The water contained in California’s mountain snow is now lower than the historical average after a January without significant rain or snow.
Snow totals updated Tuesday by the state Department of Water Resources show the amount of water in the Sierra Nevada mountain’s snowpack is at 92% of what’s normal for this date.
That’s a dramatic reversal from December, when heavy rain and snow left the state with 160% of its average snow water content.
State officials will conduct their regular snow survey later Tuesday, where they will physically measure snow totals near Lake Tahoe. The state measures snow totals electronically and manually at hundreds of locations.
The nation’s most populous state needs a wet winter to ease California’s drought and this year’s dry conditions are less dire so far than they were a year ago.

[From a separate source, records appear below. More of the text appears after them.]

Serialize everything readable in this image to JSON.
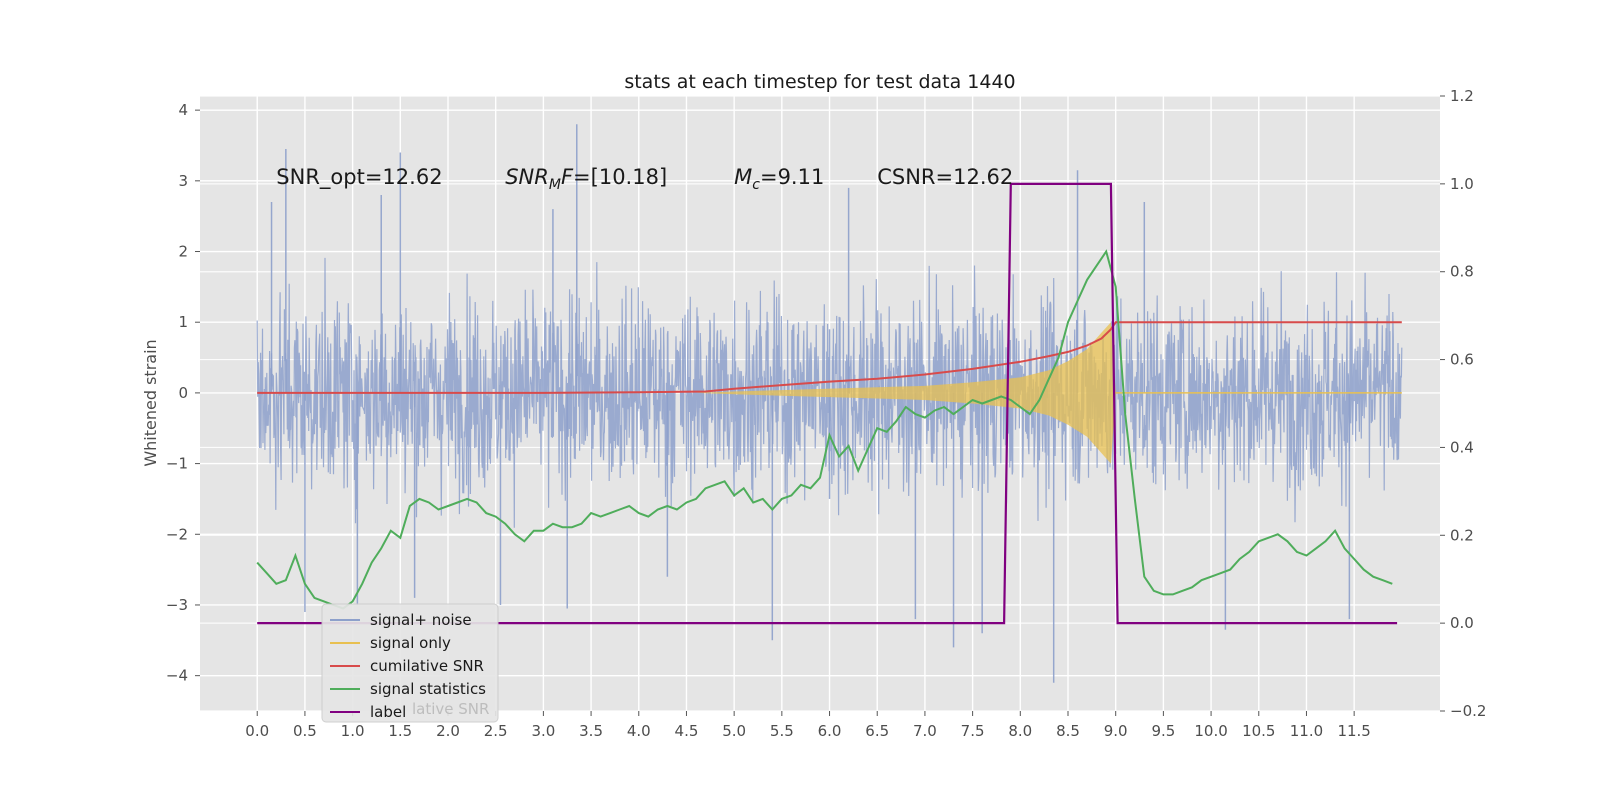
{
  "chart_data": {
    "type": "line",
    "title": "stats at each timestep for test data 1440",
    "xlabel": "",
    "ylabel": "Whitened strain",
    "y2label": "",
    "xlim": [
      -0.6,
      12.4
    ],
    "ylim": [
      -4.5,
      4.2
    ],
    "y2lim": [
      -0.2,
      1.2
    ],
    "grid": true,
    "legend_position": "lower-left",
    "x_ticks": [
      0.0,
      0.5,
      1.0,
      1.5,
      2.0,
      2.5,
      3.0,
      3.5,
      4.0,
      4.5,
      5.0,
      5.5,
      6.0,
      6.5,
      7.0,
      7.5,
      8.0,
      8.5,
      9.0,
      9.5,
      10.0,
      10.5,
      11.0,
      11.5
    ],
    "x_tick_labels": [
      "0.0",
      "0.5",
      "1.0",
      "1.5",
      "2.0",
      "2.5",
      "3.0",
      "3.5",
      "4.0",
      "4.5",
      "5.0",
      "5.5",
      "6.0",
      "6.5",
      "7.0",
      "7.5",
      "8.0",
      "8.5",
      "9.0",
      "9.5",
      "10.0",
      "10.5",
      "11.0",
      "11.5"
    ],
    "y_ticks": [
      -4,
      -3,
      -2,
      -1,
      0,
      1,
      2,
      3,
      4
    ],
    "y_tick_labels": [
      "−4",
      "−3",
      "−2",
      "−1",
      "0",
      "1",
      "2",
      "3",
      "4"
    ],
    "y2_ticks": [
      -0.2,
      0.0,
      0.2,
      0.4,
      0.6,
      0.8,
      1.0,
      1.2
    ],
    "y2_tick_labels": [
      "−0.2",
      "0.0",
      "0.2",
      "0.4",
      "0.6",
      "0.8",
      "1.0",
      "1.2"
    ],
    "annotations": [
      {
        "text": "SNR_opt=12.62",
        "x": 0.2,
        "y": 3.0
      },
      {
        "text": "SNR_MF=[10.18]",
        "x": 2.6,
        "y": 3.0
      },
      {
        "text": "M_c=9.11",
        "x": 5.0,
        "y": 3.0
      },
      {
        "text": "CSNR=12.62",
        "x": 6.5,
        "y": 3.0
      }
    ],
    "series": [
      {
        "name": "signal+ noise",
        "axis": "left",
        "color": "#8da0cb",
        "kind": "noise band",
        "x_range": [
          0.0,
          12.0
        ],
        "envelope_typical": [
          -2.0,
          2.0
        ],
        "spikes": [
          [
            0.3,
            3.45
          ],
          [
            0.15,
            2.7
          ],
          [
            1.5,
            3.4
          ],
          [
            1.3,
            2.8
          ],
          [
            3.35,
            3.8
          ],
          [
            3.1,
            2.6
          ],
          [
            6.2,
            2.9
          ],
          [
            8.6,
            3.15
          ],
          [
            9.3,
            2.7
          ],
          [
            0.5,
            -3.1
          ],
          [
            1.05,
            -3.0
          ],
          [
            2.55,
            -3.0
          ],
          [
            3.25,
            -3.05
          ],
          [
            5.4,
            -3.5
          ],
          [
            6.0,
            -1.5
          ],
          [
            6.0,
            0.9
          ],
          [
            6.9,
            -3.2
          ],
          [
            7.3,
            -3.6
          ],
          [
            7.6,
            -3.4
          ],
          [
            8.35,
            -4.1
          ],
          [
            10.15,
            -3.35
          ],
          [
            11.45,
            -3.2
          ],
          [
            1.65,
            -2.9
          ],
          [
            4.3,
            -2.6
          ]
        ]
      },
      {
        "name": "signal only",
        "axis": "left",
        "color": "#e8c050",
        "kind": "chirp",
        "x": [
          0.0,
          4.6,
          5.0,
          5.5,
          6.0,
          6.5,
          7.0,
          7.5,
          8.0,
          8.3,
          8.5,
          8.7,
          8.85,
          8.95,
          9.0,
          12.0
        ],
        "amplitude": [
          0.0,
          0.0,
          0.02,
          0.04,
          0.06,
          0.08,
          0.1,
          0.15,
          0.22,
          0.32,
          0.45,
          0.62,
          0.85,
          1.0,
          0.0,
          0.0
        ]
      },
      {
        "name": "cumilative SNR",
        "axis": "left",
        "color": "#d84b4b",
        "x": [
          0.0,
          1.0,
          2.0,
          3.0,
          4.0,
          4.7,
          5.0,
          5.5,
          6.0,
          6.5,
          7.0,
          7.5,
          8.0,
          8.3,
          8.5,
          8.7,
          8.85,
          8.95,
          9.0,
          10.0,
          11.0,
          12.0
        ],
        "values": [
          0.0,
          0.0,
          0.0,
          0.0,
          0.01,
          0.02,
          0.06,
          0.11,
          0.16,
          0.2,
          0.26,
          0.34,
          0.44,
          0.52,
          0.58,
          0.67,
          0.77,
          0.9,
          1.0,
          1.0,
          1.0,
          1.0
        ]
      },
      {
        "name": "signal statistics",
        "axis": "left",
        "color": "#4fad5b",
        "x": [
          0.0,
          0.1,
          0.2,
          0.3,
          0.4,
          0.5,
          0.6,
          0.7,
          0.8,
          0.9,
          1.0,
          1.1,
          1.2,
          1.3,
          1.4,
          1.5,
          1.6,
          1.7,
          1.8,
          1.9,
          2.0,
          2.1,
          2.2,
          2.3,
          2.4,
          2.5,
          2.6,
          2.7,
          2.8,
          2.9,
          3.0,
          3.1,
          3.2,
          3.3,
          3.4,
          3.5,
          3.6,
          3.7,
          3.8,
          3.9,
          4.0,
          4.1,
          4.2,
          4.3,
          4.4,
          4.5,
          4.6,
          4.7,
          4.8,
          4.9,
          5.0,
          5.1,
          5.2,
          5.3,
          5.4,
          5.5,
          5.6,
          5.7,
          5.8,
          5.9,
          6.0,
          6.1,
          6.2,
          6.3,
          6.4,
          6.5,
          6.6,
          6.7,
          6.8,
          6.9,
          7.0,
          7.1,
          7.2,
          7.3,
          7.4,
          7.5,
          7.6,
          7.7,
          7.8,
          7.9,
          8.0,
          8.1,
          8.2,
          8.3,
          8.4,
          8.5,
          8.6,
          8.7,
          8.8,
          8.9,
          9.0,
          9.1,
          9.2,
          9.3,
          9.4,
          9.5,
          9.6,
          9.7,
          9.8,
          9.9,
          10.0,
          10.1,
          10.2,
          10.3,
          10.4,
          10.5,
          10.6,
          10.7,
          10.8,
          10.9,
          11.0,
          11.1,
          11.2,
          11.3,
          11.4,
          11.5,
          11.6,
          11.7,
          11.8,
          11.9
        ],
        "values": [
          -2.4,
          -2.55,
          -2.7,
          -2.65,
          -2.3,
          -2.7,
          -2.9,
          -2.95,
          -3.0,
          -3.05,
          -2.95,
          -2.7,
          -2.4,
          -2.2,
          -1.95,
          -2.05,
          -1.6,
          -1.5,
          -1.55,
          -1.65,
          -1.6,
          -1.55,
          -1.5,
          -1.55,
          -1.7,
          -1.75,
          -1.85,
          -2.0,
          -2.1,
          -1.95,
          -1.95,
          -1.85,
          -1.9,
          -1.9,
          -1.85,
          -1.7,
          -1.75,
          -1.7,
          -1.65,
          -1.6,
          -1.7,
          -1.75,
          -1.65,
          -1.6,
          -1.65,
          -1.55,
          -1.5,
          -1.35,
          -1.3,
          -1.25,
          -1.45,
          -1.35,
          -1.55,
          -1.5,
          -1.65,
          -1.5,
          -1.45,
          -1.3,
          -1.35,
          -1.2,
          -0.6,
          -0.9,
          -0.75,
          -1.1,
          -0.8,
          -0.5,
          -0.55,
          -0.4,
          -0.2,
          -0.3,
          -0.35,
          -0.25,
          -0.2,
          -0.3,
          -0.2,
          -0.1,
          -0.15,
          -0.1,
          -0.05,
          -0.1,
          -0.2,
          -0.3,
          -0.1,
          0.2,
          0.5,
          1.0,
          1.3,
          1.6,
          1.8,
          2.0,
          1.5,
          -0.3,
          -1.5,
          -2.6,
          -2.8,
          -2.85,
          -2.85,
          -2.8,
          -2.75,
          -2.65,
          -2.6,
          -2.55,
          -2.5,
          -2.35,
          -2.25,
          -2.1,
          -2.05,
          -2.0,
          -2.1,
          -2.25,
          -2.3,
          -2.2,
          -2.1,
          -1.95,
          -2.2,
          -2.35,
          -2.5,
          -2.6,
          -2.65,
          -2.7
        ]
      },
      {
        "name": "label",
        "axis": "right",
        "color": "#800080",
        "x": [
          0.0,
          7.83,
          7.9,
          8.95,
          9.02,
          11.95
        ],
        "values": [
          0.0,
          0.0,
          1.0,
          1.0,
          0.0,
          0.0
        ]
      }
    ],
    "legend": [
      "signal+ noise",
      "signal only",
      "cumilative SNR",
      "signal statistics",
      "label"
    ],
    "legend_ghost_text": "lative SNR"
  }
}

Most of California is now in what’s considered severe drought according to the U.S. Drought Monitor, with only a small part of the state classified as being in the more serious extreme drought.
Winter snow is a crucial part of California’s water supply and December through March are typically the wettest months of the year. Snow that melts in the mountains and runs down into California’s lower elevations makes up about a third of the state’s water supply.
Meanwhile, officials at the State Water Resources Control Board announced Tuesday that Californians met Gov. Gavin Newsom’s call for a voluntary 15% reduction in water use for the first time in December, thanks to the heavy precipitation. Overall people used 16.2% less water compared to the December before. Still, cumulative savings since Newsom made his request in July sit at just 7.4%, officials said.
E. Joaquin Esquivel, chair of the water board, called the December conservation numbers “incredibly impressive” and said they demonstrate that people are being more mindful of their water use during wet times. The state board recently adopted mandatory water restrictions including a ban on watering lawns within 48 hours of a rain storm, but that rule wasn’t yet in effect in December.
But he stressed that continued conservation is necessary as dry conditions have returned.
“We’re looking to hopefully get a few more storms this water year, but the storm door may be closed,” he said.